You may not think you need to see an audiologist for a hearing test. However, routine checks can help to diagnoseose potential problems early and allow you to learn about your options. While most forms of hearing loss are not curable, they are managed with listening devices specifically designed for the patient's particular issues.
Who Should Have a Hearing Test?
If any of these statements apply to you, it might be a good idea for you to see an audiologist:
1. I have trouble following a speaker's presentation because I can not understand all they are saying.
2. I have a history of hearing loss in my family.
3. I am constantly asking people to repeat themselves.
4. I have trouble understanding the person next to me in a crowded room or restaurant.
5. My family complains that I have the TV or stereo too loud.
6. I frequently misunderstand what people are saying.
7. I frequently hear buzzing or ringing in one or both letters.
What Can You Expect?
The exam is simple, painless, and assesses how well you can hear sounds and words at different pitches and sound levels. While your regular doctor may check your answers for wax or other physical issues, an exam by an audiologist will actually determine how your ears are performing.
Medical History and Physical Exam
Your audiologist will talk with you about your medical history, especially if there is a history of hearing loss in your family. He or she will also ask you about your listening habits, such as working in a loud environment or if you have frequently been exposed to loud sounds. The doctor will then look inside your ears, checking for any physical signs that may be causing your issues. After the physical exam, you will have one or more audio tests.
There are many different types of exams that assess how well you hear. Some of the most common are:
Pure tone audiometry (PTA) – You will listen to sounds through headphones at various volumes and pitches. You will be asked to press a button as soon as you hear the sound, which will get higher and lower in pitch, and louder and softer in volume.
Speech perception – You will hear words spoken through speakers or a speaker and repeat the words.

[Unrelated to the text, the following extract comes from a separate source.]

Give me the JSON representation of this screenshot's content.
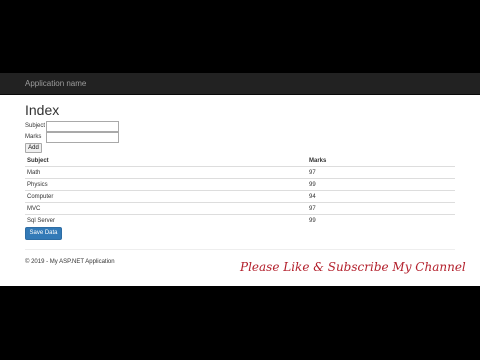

Sometimes you will listen to the words while there is some background noise.
Tympanometry – During this test, air is gently blown through a tube positioned at your ear opening. This helps to assess if the ear is blocked, possibly with fluid.

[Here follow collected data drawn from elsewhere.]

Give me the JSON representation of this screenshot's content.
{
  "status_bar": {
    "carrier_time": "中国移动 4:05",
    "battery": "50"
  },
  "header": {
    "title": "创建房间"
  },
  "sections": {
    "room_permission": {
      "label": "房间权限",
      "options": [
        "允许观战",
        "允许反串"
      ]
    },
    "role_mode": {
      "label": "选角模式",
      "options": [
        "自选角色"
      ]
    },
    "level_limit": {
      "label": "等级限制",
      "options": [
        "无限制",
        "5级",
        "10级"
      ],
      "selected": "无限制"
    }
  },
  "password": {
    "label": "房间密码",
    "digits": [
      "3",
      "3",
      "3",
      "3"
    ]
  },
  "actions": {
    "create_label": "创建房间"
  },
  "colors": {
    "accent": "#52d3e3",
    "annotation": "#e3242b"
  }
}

Whispered voice – The audiologist will block one of your ears and whisper words at varying volumes. You will repeat the words as you hear them.

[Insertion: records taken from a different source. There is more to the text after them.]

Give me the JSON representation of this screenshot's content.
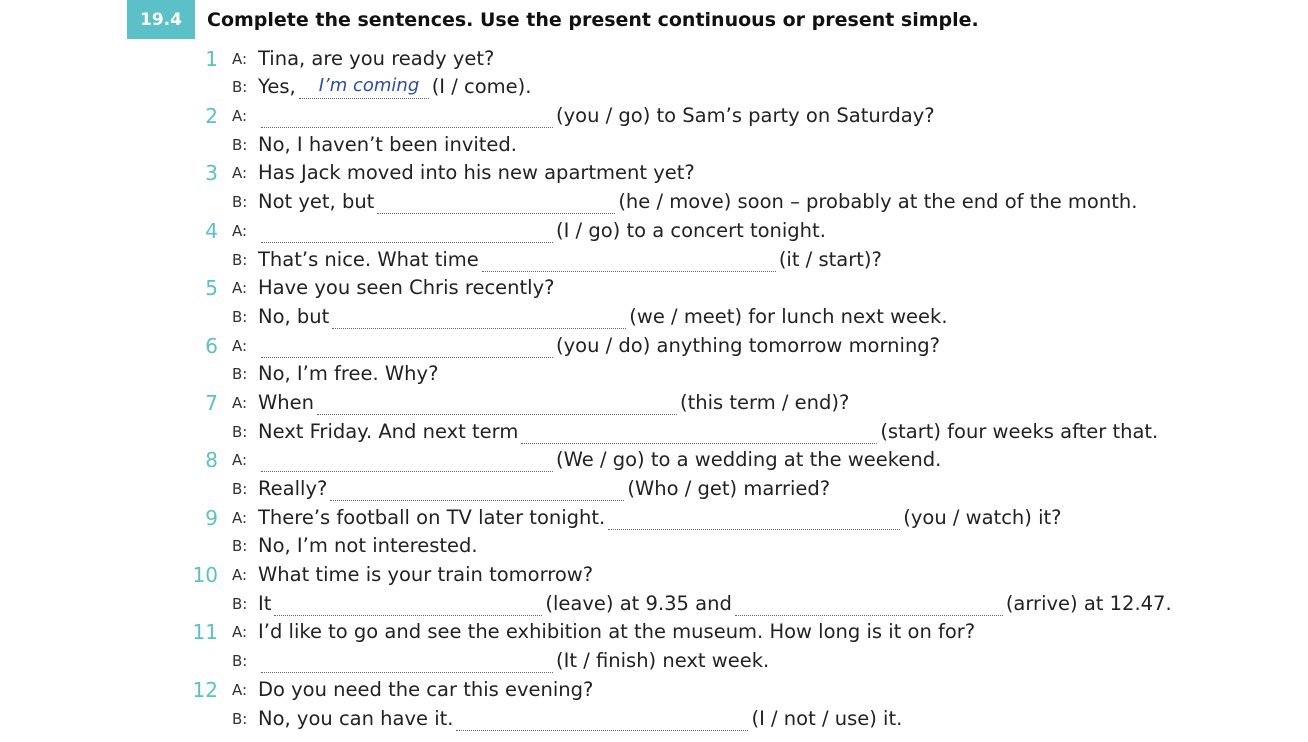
{
  "exercise": {
    "number": "19.4",
    "instruction": "Complete the sentences.  Use the present continuous or present simple."
  },
  "lines": [
    {
      "num": "1",
      "speaker": "A:",
      "parts": [
        {
          "t": "Tina, are you ready yet?"
        }
      ]
    },
    {
      "num": "",
      "speaker": "B:",
      "parts": [
        {
          "t": "Yes, "
        },
        {
          "blank": 130,
          "answer": "I’m coming"
        },
        {
          "t": "(I / come)."
        }
      ]
    },
    {
      "num": "2",
      "speaker": "A:",
      "parts": [
        {
          "blank": 292
        },
        {
          "t": "(you / go) to Sam’s party on Saturday?"
        }
      ]
    },
    {
      "num": "",
      "speaker": "B:",
      "parts": [
        {
          "t": "No, I haven’t been invited."
        }
      ]
    },
    {
      "num": "3",
      "speaker": "A:",
      "parts": [
        {
          "t": "Has Jack moved into his new apartment yet?"
        }
      ]
    },
    {
      "num": "",
      "speaker": "B:",
      "parts": [
        {
          "t": "Not yet, but "
        },
        {
          "blank": 238
        },
        {
          "t": "(he / move) soon – probably at the end of the month."
        }
      ]
    },
    {
      "num": "4",
      "speaker": "A:",
      "parts": [
        {
          "blank": 292
        },
        {
          "t": "(I / go) to a concert tonight."
        }
      ]
    },
    {
      "num": "",
      "speaker": "B:",
      "parts": [
        {
          "t": "That’s nice.  What time "
        },
        {
          "blank": 294
        },
        {
          "t": "(it / start)?"
        }
      ]
    },
    {
      "num": "5",
      "speaker": "A:",
      "parts": [
        {
          "t": "Have you seen Chris recently?"
        }
      ]
    },
    {
      "num": "",
      "speaker": "B:",
      "parts": [
        {
          "t": "No, but "
        },
        {
          "blank": 294
        },
        {
          "t": "(we / meet) for lunch next week."
        }
      ]
    },
    {
      "num": "6",
      "speaker": "A:",
      "parts": [
        {
          "blank": 292
        },
        {
          "t": "(you / do) anything tomorrow morning?"
        }
      ]
    },
    {
      "num": "",
      "speaker": "B:",
      "parts": [
        {
          "t": "No, I’m free.  Why?"
        }
      ]
    },
    {
      "num": "7",
      "speaker": "A:",
      "parts": [
        {
          "t": "When "
        },
        {
          "blank": 360
        },
        {
          "t": "(this term / end)?"
        }
      ]
    },
    {
      "num": "",
      "speaker": "B:",
      "parts": [
        {
          "t": "Next Friday.  And next term "
        },
        {
          "blank": 356
        },
        {
          "t": "(start) four weeks after that."
        }
      ]
    },
    {
      "num": "8",
      "speaker": "A:",
      "parts": [
        {
          "blank": 292
        },
        {
          "t": "(We / go) to a wedding at the weekend."
        }
      ]
    },
    {
      "num": "",
      "speaker": "B:",
      "parts": [
        {
          "t": "Really? "
        },
        {
          "blank": 294
        },
        {
          "t": "(Who / get) married?"
        }
      ]
    },
    {
      "num": "9",
      "speaker": "A:",
      "parts": [
        {
          "t": "There’s football on TV later tonight.  "
        },
        {
          "blank": 292
        },
        {
          "t": "(you / watch) it?"
        }
      ]
    },
    {
      "num": "",
      "speaker": "B:",
      "parts": [
        {
          "t": "No, I’m not interested."
        }
      ]
    },
    {
      "num": "10",
      "speaker": "A:",
      "parts": [
        {
          "t": "What time is your train tomorrow?"
        }
      ]
    },
    {
      "num": "",
      "speaker": "B:",
      "parts": [
        {
          "t": "It "
        },
        {
          "blank": 268
        },
        {
          "t": "(leave) at 9.35 and "
        },
        {
          "blank": 268
        },
        {
          "t": "(arrive) at 12.47."
        }
      ]
    },
    {
      "num": "11",
      "speaker": "A:",
      "parts": [
        {
          "t": "I’d like to go and see the exhibition at the museum.  How long is it on for?"
        }
      ]
    },
    {
      "num": "",
      "speaker": "B:",
      "parts": [
        {
          "blank": 292
        },
        {
          "t": "(It / finish) next week."
        }
      ]
    },
    {
      "num": "12",
      "speaker": "A:",
      "parts": [
        {
          "t": "Do you need the car this evening?"
        }
      ]
    },
    {
      "num": "",
      "speaker": "B:",
      "parts": [
        {
          "t": "No, you can have it.  "
        },
        {
          "blank": 292
        },
        {
          "t": "(I / not / use) it."
        }
      ]
    }
  ]
}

Tuning fork – The tester will tap a tuning fork to make it vibrate and then hold it at different areas around your head.
Bone conduction – A vibrating probe is placed against the mastoid bone behind your ear, testing how well sounds pass through the bone.
In some cases, you may be referred for other tests to rule out a physical cause for your issues. If you are diagnosed with hearing loss, your doctor can help you determine the best course of action. If it is mild, they may just ask you to come back every few years. If it is so severe that it is impacting your daily life and there is no other physical cause, they can recommend listening aid devices that can help manage your particular problem.
A hearing test is a simple procedure that can help you be prepared for the future in the case of hearing loss. Do not leave to schedule your routine check soon!